The lack of local pathology to tendons or joints (in these types of upper extremity problems) and the widespread symptoms points to a "central sensory processing abnormality maintained by abnormal neural pathophysiology."1 The controls (no upper body symptoms) in this study during the SLR test tended to show either an increase or maintained the same range of SLR after repeated testing. The patients tended toward a decrease of SLR during repeated testing. In this study, the patients without paraesthesia had a significantly higher mean SLR when compared to the mean of the entire patient group. The production of upper limb symptoms by movement of the lower extremity on SLR testing was most probably due to altered neurodynamics of the neuraxis. The authors mentioned that 32 volunteers were used, 16 controls and 16 who met the criteria for the upper limb symptoms mentioned above. They recommended further study with larger groups of chronic diffuse upper extremity patients.

References

  1. Brieg A. Adverse Mechanical Tension in the Central Nervous System. Stockholm, Amqvist & Wiskell, 1978.
  2. Butler DS. Mobilisation of the Nervous System. New York, Churchill Livingstone, 1991.
  3. Cyriax J. Textbook of Orthopaedic Medicine, Vol 1. London, Balliere Tindall, 1982.
  4. Lew PC, Puentedura EJ. The straight leg raise test and spinal posture. (Is the straight leg raise a tension test or a hamstring length measure in normals?) Proceedings of the 4th Biennial Conference of the MTAA, Brisbane, 1989. In: Jarvis G. The relationship between upper limb disorder and lower limb neurodynamics. Journal of Orthopaedic Medicine 1997;19(2):35-42.
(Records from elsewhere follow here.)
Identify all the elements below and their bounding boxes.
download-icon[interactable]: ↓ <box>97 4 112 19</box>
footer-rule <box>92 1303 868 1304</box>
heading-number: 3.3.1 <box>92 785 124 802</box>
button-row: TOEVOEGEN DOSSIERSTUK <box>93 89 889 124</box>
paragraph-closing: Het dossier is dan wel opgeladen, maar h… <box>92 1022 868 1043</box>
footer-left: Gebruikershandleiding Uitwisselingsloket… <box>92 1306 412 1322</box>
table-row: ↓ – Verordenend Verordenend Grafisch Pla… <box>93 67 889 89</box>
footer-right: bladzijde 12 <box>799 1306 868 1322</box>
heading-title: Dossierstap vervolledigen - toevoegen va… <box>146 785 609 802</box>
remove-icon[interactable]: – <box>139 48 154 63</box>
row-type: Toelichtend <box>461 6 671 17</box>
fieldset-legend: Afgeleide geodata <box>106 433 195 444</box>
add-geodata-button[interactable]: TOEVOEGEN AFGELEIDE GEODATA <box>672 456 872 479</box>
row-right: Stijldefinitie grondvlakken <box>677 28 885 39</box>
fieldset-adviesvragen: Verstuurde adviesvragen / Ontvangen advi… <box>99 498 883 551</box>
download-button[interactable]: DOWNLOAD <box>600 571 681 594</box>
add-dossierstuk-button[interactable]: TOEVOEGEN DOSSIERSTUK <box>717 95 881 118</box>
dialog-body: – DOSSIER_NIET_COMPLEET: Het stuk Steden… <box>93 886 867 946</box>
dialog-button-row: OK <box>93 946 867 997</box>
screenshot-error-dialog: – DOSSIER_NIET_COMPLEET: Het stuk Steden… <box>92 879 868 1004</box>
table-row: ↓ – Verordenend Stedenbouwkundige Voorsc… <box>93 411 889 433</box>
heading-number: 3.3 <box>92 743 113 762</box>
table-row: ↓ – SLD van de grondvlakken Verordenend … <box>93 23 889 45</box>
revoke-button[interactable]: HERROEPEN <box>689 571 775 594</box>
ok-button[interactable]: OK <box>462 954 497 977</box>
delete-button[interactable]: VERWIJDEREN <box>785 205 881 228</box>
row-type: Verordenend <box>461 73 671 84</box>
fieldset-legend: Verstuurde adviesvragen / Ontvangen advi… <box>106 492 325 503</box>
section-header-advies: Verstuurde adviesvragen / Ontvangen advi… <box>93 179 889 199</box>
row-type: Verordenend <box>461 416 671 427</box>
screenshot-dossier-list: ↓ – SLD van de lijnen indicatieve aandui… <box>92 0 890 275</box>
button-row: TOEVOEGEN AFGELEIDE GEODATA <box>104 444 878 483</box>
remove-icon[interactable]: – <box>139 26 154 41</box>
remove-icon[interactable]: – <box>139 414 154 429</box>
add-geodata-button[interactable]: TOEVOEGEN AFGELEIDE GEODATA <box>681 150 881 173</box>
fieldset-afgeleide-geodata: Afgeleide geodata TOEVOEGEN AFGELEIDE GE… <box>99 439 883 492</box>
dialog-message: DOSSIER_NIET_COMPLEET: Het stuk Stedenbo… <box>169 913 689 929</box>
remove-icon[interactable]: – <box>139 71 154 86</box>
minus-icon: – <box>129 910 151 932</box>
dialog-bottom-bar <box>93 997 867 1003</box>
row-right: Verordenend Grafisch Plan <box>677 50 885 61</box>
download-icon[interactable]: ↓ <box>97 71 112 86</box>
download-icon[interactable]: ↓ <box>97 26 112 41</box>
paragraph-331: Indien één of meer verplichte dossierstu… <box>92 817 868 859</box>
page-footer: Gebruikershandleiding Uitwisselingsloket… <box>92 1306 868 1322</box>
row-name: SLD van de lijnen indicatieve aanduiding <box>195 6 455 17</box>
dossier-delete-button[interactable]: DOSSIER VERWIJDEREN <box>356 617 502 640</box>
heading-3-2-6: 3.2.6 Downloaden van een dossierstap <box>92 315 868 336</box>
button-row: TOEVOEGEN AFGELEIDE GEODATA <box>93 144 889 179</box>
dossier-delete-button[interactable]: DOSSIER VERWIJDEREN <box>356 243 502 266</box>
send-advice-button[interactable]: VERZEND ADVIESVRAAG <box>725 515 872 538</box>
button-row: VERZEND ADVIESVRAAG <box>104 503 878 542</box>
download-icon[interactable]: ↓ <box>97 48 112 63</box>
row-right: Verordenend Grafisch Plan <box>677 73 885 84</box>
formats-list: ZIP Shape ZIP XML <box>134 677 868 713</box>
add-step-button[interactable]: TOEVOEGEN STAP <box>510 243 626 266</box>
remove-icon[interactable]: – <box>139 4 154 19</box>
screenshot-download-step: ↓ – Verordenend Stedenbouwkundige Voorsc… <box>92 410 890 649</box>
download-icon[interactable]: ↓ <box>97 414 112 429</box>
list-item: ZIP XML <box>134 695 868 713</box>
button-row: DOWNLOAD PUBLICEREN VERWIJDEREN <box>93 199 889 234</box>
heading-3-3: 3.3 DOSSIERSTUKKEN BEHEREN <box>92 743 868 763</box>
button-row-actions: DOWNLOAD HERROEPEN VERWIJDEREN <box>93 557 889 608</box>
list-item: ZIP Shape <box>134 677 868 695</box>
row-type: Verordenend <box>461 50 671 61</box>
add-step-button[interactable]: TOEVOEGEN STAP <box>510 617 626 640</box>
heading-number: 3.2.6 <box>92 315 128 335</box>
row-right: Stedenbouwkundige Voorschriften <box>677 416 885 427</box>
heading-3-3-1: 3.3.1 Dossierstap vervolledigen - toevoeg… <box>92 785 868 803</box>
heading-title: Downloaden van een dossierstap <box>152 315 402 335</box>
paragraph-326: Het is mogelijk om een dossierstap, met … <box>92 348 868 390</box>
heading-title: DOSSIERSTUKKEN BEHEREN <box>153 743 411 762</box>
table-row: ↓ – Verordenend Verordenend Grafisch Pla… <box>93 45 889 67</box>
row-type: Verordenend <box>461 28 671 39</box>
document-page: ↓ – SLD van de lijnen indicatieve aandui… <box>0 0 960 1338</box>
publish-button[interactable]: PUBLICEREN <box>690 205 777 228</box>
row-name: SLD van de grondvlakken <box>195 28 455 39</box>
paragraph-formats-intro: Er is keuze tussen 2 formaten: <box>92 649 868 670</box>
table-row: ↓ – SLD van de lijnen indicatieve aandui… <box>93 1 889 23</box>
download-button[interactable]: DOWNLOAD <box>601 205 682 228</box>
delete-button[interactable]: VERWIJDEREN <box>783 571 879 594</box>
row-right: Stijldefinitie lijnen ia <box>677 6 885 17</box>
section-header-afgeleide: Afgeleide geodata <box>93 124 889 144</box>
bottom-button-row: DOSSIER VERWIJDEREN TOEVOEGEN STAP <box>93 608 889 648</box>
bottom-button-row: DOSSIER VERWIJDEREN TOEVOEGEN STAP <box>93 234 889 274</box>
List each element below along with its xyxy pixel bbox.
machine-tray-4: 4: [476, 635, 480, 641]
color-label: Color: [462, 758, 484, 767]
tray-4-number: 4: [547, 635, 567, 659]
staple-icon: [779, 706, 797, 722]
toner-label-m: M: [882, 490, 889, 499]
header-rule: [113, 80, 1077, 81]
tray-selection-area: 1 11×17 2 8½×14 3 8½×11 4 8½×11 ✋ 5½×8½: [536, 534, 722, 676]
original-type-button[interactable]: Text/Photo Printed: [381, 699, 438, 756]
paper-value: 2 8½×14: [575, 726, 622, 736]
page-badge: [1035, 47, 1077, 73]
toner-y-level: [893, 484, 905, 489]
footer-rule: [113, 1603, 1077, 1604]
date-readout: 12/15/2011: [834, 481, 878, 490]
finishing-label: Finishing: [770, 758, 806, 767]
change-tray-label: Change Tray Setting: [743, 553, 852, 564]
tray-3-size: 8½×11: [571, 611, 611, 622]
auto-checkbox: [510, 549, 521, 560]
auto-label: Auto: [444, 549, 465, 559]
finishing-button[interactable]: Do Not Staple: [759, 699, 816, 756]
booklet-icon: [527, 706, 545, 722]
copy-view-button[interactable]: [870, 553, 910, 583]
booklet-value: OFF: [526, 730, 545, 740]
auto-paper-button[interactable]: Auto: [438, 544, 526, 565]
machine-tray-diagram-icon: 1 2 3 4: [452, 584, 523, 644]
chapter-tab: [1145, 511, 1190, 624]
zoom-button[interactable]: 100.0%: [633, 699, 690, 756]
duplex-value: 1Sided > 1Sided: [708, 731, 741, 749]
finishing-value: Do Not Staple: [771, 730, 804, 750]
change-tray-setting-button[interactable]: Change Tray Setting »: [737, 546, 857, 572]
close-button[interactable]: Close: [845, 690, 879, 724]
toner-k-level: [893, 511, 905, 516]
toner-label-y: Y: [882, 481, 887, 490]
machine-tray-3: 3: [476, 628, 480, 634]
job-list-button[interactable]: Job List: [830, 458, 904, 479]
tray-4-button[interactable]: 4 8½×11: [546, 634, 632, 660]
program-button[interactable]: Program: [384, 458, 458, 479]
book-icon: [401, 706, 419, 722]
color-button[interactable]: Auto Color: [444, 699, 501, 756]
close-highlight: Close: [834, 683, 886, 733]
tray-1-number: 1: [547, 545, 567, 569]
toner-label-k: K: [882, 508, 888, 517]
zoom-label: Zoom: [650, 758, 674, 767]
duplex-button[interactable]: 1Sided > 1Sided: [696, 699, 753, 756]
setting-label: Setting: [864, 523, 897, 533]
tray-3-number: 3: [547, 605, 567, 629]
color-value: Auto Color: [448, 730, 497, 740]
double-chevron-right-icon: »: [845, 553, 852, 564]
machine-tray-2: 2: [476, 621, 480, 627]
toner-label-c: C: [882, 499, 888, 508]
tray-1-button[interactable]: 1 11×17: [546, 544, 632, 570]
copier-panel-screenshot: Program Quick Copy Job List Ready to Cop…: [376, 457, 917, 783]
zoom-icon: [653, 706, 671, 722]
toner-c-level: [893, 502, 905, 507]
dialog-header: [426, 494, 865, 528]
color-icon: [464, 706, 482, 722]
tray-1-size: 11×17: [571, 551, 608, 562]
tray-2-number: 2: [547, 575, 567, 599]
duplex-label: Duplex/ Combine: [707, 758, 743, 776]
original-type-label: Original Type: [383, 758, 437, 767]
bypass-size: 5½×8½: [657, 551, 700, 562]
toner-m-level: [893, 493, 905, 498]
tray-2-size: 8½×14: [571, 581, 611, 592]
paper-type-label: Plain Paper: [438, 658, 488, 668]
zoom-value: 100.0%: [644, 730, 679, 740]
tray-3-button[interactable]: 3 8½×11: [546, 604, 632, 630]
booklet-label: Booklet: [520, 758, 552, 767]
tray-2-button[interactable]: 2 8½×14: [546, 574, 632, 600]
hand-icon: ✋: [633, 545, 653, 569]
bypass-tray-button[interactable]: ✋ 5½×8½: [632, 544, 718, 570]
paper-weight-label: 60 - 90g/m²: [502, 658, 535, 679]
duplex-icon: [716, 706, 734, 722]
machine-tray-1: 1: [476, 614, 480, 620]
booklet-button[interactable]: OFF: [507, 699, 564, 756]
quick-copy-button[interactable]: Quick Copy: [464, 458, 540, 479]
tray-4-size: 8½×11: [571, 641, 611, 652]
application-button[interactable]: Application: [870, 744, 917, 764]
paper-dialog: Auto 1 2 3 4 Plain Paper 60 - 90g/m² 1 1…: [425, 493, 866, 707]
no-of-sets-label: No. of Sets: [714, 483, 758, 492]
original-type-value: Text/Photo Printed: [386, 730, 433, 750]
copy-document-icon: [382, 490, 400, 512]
  5. Hall T, et al. The effect of the lumbosacral posture on a modification of a straight leg raise test. Physiotherapy 1993;79(8):566-570. In: Jarvis G. The relationship between upper limb disorder and lower limb neurodynamics. Journal of Orthopaedic Medicine 1997;19(2):35-42.
  6. Jarvis G. The relationship between upper limb disorder and lower limb neurodynamics. Journal of Orthopaedic Medicine 1997;19(2):35-42.
  7. Breig A, Udg T. Biomechanical considerations of the straight leg raising test. Spine 1979;4(3):242-250. In: Jarvis G. The relationship between upper limb disorder and lower limb neurodynamics. Journal of Orthopaedic Medicine 1997;19(2):35-42.